Yes, the reference scale for that salmon is a yardstick. It is from "B. P. Youman's Hardware, Sash, Doors, Paints and Oils, Bicycles and Repairs" in Vancouver Washington. Other photos in this collection with known dates are from 1905- 1910.
I remember watching as my Dad, Grandpa and Uncle's pulled those old Chinook out of Celilo Falls. I have a photo of them with their catch on a prop supported between two orchard ladders. They used to catch them that weighed anywhere up to 60 or 70 pounds....
Charlott on 6th February 2015 @ 7:02am
Arthur....I think the name is probably B. P. Youmans
l.e. on 6th February 2015 @ 8:48am
Any of you fishermen have any comments about the fish's skin patterns.
nels on 6th February 2015 @ 8:54am
Used to catch big hogs like that. Gut them, wrap them in tinfoil, and throw them on a grill over an open fire. And gorge ourselves on big slabs of meat. Good stuff.

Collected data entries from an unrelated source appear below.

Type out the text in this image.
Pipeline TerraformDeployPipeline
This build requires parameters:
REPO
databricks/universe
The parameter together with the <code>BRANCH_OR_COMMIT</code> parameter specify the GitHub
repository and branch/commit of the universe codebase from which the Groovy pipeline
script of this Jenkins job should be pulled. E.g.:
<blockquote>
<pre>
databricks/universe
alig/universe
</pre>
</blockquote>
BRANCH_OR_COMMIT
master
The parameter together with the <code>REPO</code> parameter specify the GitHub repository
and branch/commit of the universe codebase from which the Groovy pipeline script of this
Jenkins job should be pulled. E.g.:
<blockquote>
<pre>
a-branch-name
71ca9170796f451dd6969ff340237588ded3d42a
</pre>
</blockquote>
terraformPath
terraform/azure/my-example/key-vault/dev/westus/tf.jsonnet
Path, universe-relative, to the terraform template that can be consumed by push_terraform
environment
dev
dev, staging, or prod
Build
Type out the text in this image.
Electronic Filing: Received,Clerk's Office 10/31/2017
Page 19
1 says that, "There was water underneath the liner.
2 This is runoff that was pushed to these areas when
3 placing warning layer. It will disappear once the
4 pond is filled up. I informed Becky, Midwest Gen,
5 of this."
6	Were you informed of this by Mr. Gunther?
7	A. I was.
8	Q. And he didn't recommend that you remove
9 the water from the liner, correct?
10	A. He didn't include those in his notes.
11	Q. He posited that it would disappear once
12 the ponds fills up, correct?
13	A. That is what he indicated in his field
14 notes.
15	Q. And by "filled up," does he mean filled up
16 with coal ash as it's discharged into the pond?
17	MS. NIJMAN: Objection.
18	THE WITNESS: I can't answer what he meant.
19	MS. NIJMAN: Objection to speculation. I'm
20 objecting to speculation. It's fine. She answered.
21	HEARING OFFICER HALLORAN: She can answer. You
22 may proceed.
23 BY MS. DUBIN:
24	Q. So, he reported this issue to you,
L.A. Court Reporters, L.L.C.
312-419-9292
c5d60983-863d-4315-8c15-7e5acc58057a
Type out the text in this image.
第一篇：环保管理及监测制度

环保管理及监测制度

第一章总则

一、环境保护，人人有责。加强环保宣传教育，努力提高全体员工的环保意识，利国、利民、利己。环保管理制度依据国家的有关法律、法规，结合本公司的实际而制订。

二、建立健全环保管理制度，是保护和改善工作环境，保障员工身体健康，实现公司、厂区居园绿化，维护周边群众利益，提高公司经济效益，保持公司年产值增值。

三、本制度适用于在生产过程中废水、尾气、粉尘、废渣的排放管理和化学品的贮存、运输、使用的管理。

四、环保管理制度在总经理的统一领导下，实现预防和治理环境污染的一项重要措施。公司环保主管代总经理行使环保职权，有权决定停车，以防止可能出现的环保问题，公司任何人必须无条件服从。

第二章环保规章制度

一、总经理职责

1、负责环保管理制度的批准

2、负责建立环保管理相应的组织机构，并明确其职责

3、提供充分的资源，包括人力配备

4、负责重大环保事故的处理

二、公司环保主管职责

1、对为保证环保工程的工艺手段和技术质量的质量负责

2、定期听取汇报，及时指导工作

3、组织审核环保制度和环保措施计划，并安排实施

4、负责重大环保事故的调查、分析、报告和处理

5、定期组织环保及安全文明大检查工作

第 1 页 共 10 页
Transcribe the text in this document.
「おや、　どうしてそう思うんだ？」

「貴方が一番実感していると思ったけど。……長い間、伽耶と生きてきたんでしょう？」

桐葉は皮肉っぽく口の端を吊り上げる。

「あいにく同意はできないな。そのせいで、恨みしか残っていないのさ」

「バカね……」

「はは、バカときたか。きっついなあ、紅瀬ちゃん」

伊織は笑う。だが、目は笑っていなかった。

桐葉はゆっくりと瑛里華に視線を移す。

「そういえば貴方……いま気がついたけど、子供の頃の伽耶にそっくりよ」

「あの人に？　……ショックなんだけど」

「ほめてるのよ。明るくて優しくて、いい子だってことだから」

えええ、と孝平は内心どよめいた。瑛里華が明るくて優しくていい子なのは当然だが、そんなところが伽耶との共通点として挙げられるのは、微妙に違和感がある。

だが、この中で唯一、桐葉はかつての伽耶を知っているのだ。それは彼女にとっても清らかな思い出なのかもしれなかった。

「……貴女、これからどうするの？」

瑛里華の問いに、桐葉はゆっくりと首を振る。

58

Buzz on 6th February 2015 @ 9:02am
Thanks, l.e., I corrected the hardware store name. The yardstick was wet and slimy so it was hard to make out the writing.
Arthur on 6th February 2015 @ 9:30am
I cannot get over the price of salmon in the store for us people that don't fish! That's truly a large fish!
Judy on 6th February 2015 @ 10:12am
Yes, and now the yardstick is going to stink and have fish scales stuck to it!
Hooked upper jaw, pointed lower jaw. Mouth is probably black inside.
And that wonderful tail that you can grab and hang on to.
l.e. on 6th February 2015 @ 10:32am
Yep, I remember they were called "June hogs" because of their size and the late-spring run of salmon. Now I get blank stares when I try to relate how truly large (enough to feed many villages!) those fish were. Not that I was around for that, but the plentitude lives on in legend.